Contingents of troops of the British German Legion arrived in Bombay in 1858 from the Cape Colony (part of South Africa under British Occupation until 1910) for service in India on the outbreak of the Indian Mutiny. They had their origins in the German Legion raised by the British to serve in the Crimea, which was then resettled in South Africa. These men were stated to be "in a great part not Germans, but men collected from continental seaport towns".
For further details , see the external links below.

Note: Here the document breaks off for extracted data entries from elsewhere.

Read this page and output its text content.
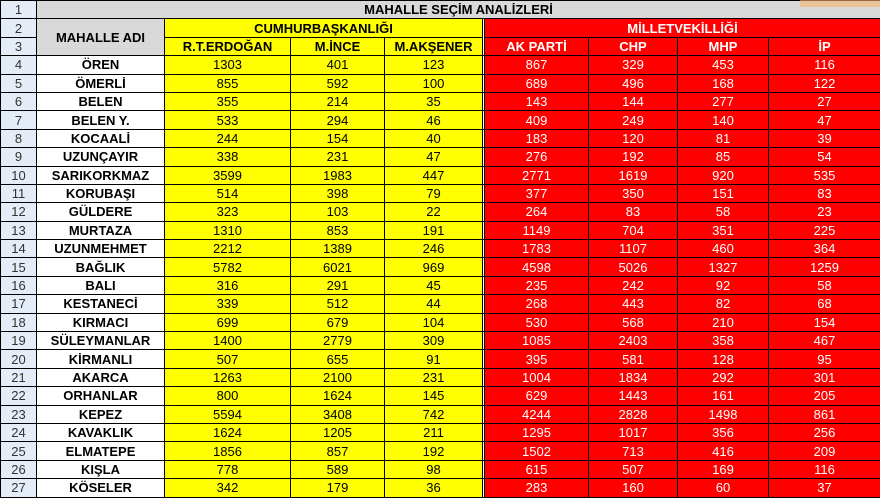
1	MAHALLE SEÇİM ANALİZLERİ								
2	MAHALLE ADI	CUMHURBAŞKANLIĞI				MİLLETVEKİLLİĞİ			
3		R.T.ERDOĞAN	M.İNCE	M.AKŞENER		AK PARTİ	CHP	MHP	İP
4	ÖREN	1303	401	123		867	329	453	116
5	ÖMERLİ	855	592	100		689	496	168	122
6	BELEN	355	214	35		143	144	277	27
7	BELEN Y.	533	294	46		409	249	140	47
8	KOCAALİ	244	154	40		183	120	81	39
9	UZUNÇAYIR	338	231	47		276	192	85	54
10	SARIKORKMAZ	3599	1983	447		2771	1619	920	535
11	KORUBAŞI	514	398	79		377	350	151	83
12	GÜLDERE	323	103	22		264	83	58	23
13	MURTAZA	1310	853	191		1149	704	351	225
14	UZUNMEHMET	2212	1389	246		1783	1107	460	364
15	BAĞLIK	5782	6021	969		4598	5026	1327	1259
16	BALI	316	291	45		235	242	92	58
17	KESTANECİ	339	512	44		268	443	82	68
18	KIRMACI	699	679	104		530	568	210	154
19	SÜLEYMANLAR	1400	2779	309		1085	2403	358	467
20	KİRMANLI	507	655	91		395	581	128	95
21	AKARCA	1263	2100	231		1004	1834	292	301
22	ORHANLAR	800	1624	145		629	1443	161	205
23	KEPEZ	5594	3408	742		4244	2828	1498	861
24	KAVAKLIK	1624	1205	211		1295	1017	356	256
25	ELMATEPE	1856	857	192		1502	713	416	209
26	KIŞLA	778	589	98		615	507	169	116
27	KÖSELER	342	179	36		283	160	60	37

In late 1859, over 500 men of the Jager Corps transferred into the 3rd Bombay (European) Regiment but still appear to have retained an identity as the Jager Corps,at least for a period of time, a few soldiers joined the Bombay Horse Artillery, and a number of soldiers elected to return to South Africa. The following appeared in Allen’s Indian Mail in January 1860, page 56
- "Dec. 13 .—Adverting to G. O. No. 1, (dated Sept. 12 last, the C. in C. has been pleased to direct the following arrangements with respect to the late Jager corps:—
- The volunteers to the 3rd Eur. regt. as below will be formed into 6 companies with such present organisation as Maj. gen. Sir H. Rose, com. Poona div. of the army, may be pleased to arrange, pending the final embodiment of this detach, with the hd. qrs. of their corps:—
- 5 staff sergeants, 31 sergeants, 28 corporals, 15 buglers, and 481 privates.
- [12 officers and an Assistant Surgeon were also named]

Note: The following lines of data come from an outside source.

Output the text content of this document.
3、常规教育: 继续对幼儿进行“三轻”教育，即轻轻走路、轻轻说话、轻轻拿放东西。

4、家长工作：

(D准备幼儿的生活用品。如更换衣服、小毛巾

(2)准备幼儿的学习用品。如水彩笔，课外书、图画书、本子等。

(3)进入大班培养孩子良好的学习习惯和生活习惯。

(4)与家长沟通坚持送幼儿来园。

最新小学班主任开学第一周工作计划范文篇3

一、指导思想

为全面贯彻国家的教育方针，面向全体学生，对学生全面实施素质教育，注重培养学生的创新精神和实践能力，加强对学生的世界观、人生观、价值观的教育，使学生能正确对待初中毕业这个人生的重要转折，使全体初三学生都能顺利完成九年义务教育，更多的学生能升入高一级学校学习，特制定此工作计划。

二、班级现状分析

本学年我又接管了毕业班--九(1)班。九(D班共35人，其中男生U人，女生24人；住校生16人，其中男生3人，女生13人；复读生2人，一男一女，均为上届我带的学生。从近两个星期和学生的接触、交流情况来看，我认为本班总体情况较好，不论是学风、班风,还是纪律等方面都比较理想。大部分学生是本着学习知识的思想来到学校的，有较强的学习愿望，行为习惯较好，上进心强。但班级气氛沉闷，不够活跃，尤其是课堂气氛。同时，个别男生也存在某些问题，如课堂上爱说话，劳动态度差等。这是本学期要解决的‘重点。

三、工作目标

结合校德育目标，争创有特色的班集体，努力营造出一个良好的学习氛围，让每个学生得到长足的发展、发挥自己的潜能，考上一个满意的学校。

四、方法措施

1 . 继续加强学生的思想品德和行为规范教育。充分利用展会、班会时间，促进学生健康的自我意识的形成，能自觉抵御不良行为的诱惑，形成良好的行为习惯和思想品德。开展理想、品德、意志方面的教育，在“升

- The volunteers for the Bombay art. as below will join the hd. qrs. of the horse brigade:—
- 1 sergeant, 1 corporal, 1 bugler, and 22 privates.
- The non-commissioned officers, buglers, and privates noted as below, having elected to return to the Cape of Good Hope, will be formed into a separate detachment, and held prepared to embark for their destination under future orders:—
- 14 sergeants, 11 corporals, 1 bugler, and 346 privates.

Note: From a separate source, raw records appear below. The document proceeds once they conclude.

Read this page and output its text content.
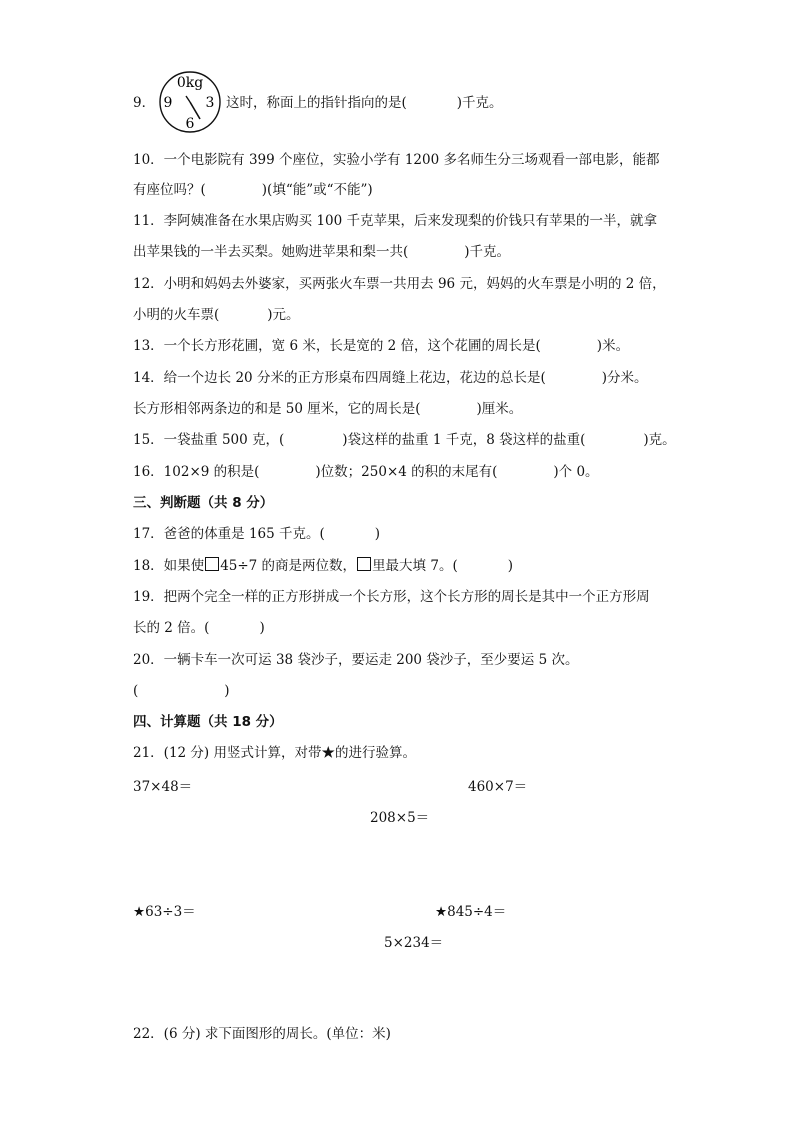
9．
0kg
9 3
6
这时，称面上的指针指向的是(	)千克。
10．一个电影院有 399 个座位，实验小学有 1200 多名师生分三场观看一部电影，能都
有座位吗？(	)(填“能”或“不能”)
11．李阿姨准备在水果店购买 100 千克苹果，后来发现梨的价钱只有苹果的一半，就拿
出苹果钱的一半去买梨。她购进苹果和梨一共(	)千克。
12．小明和妈妈去外婆家，买两张火车票一共用去 96 元，妈妈的火车票是小明的 2 倍，
小明的火车票(	)元。
13．一个长方形花圃，宽 6 米，长是宽的 2 倍，这个花圃的周长是(	)米。
14．给一个边长 20 分米的正方形桌布四周缝上花边，花边的总长是(	)分米。
长方形相邻两条边的和是 50 厘米，它的周长是(	)厘米。
15．一袋盐重 500 克，(	)袋这样的盐重 1 千克，8 袋这样的盐重(	)克。
16．102×9 的积是(	)位数；250×4 的积的末尾有(	)个 0。
三、判断题（共 8 分）
17．爸爸的体重是 165 千克。(	)
18．如果使 45÷7 的商是两位数， 里最大填 7。(	)
19．把两个完全一样的正方形拼成一个长方形，这个长方形的周长是其中一个正方形周
长的 2 倍。(	)
20．一辆卡车一次可运 38 袋沙子，要运走 200 袋沙子，至少要运 5 次。
(	)
四、计算题（共 18 分）
21．(12 分) 用竖式计算，对带★的进行验算。
37×48＝	460×7＝
208×5＝
★63÷3＝	★845÷4＝
5×234＝
22．(6 分) 求下面图形的周长。(单位：米)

- [There were also six officers named as not required]
Earlier volunteers from the German Legion
British Library records
- British Army in India: Nominal and Casualty Rolls of Jager Corps Volunteers IOR/L/MIL/15/31-36 1860-1866. Includes troops serving with the 109th Regiment of Foot. These records are also available on LDS microfilms 2030019-20 (Ordering microfilms)
- Discharge papers, Jager Corps IOR/L/MIL/12/283. 1859-1861. The soldiers’ names are listed and the regiment is given as 3rd ER (JC)
- 3rd Bombay (European) Regiment, later the 109th Regiment of Foot.
Some of the men from the Jager Corps ended up with the 33rd Regiment of Foot in the Abyssinian Campaign of 1867-8. The 33rd Foot was in India when the expedition to Abyssinia was organised, and had been there since 1857, so it seems very likely these men had transferred from the 109th Regiment, possibly to take part in the campaign.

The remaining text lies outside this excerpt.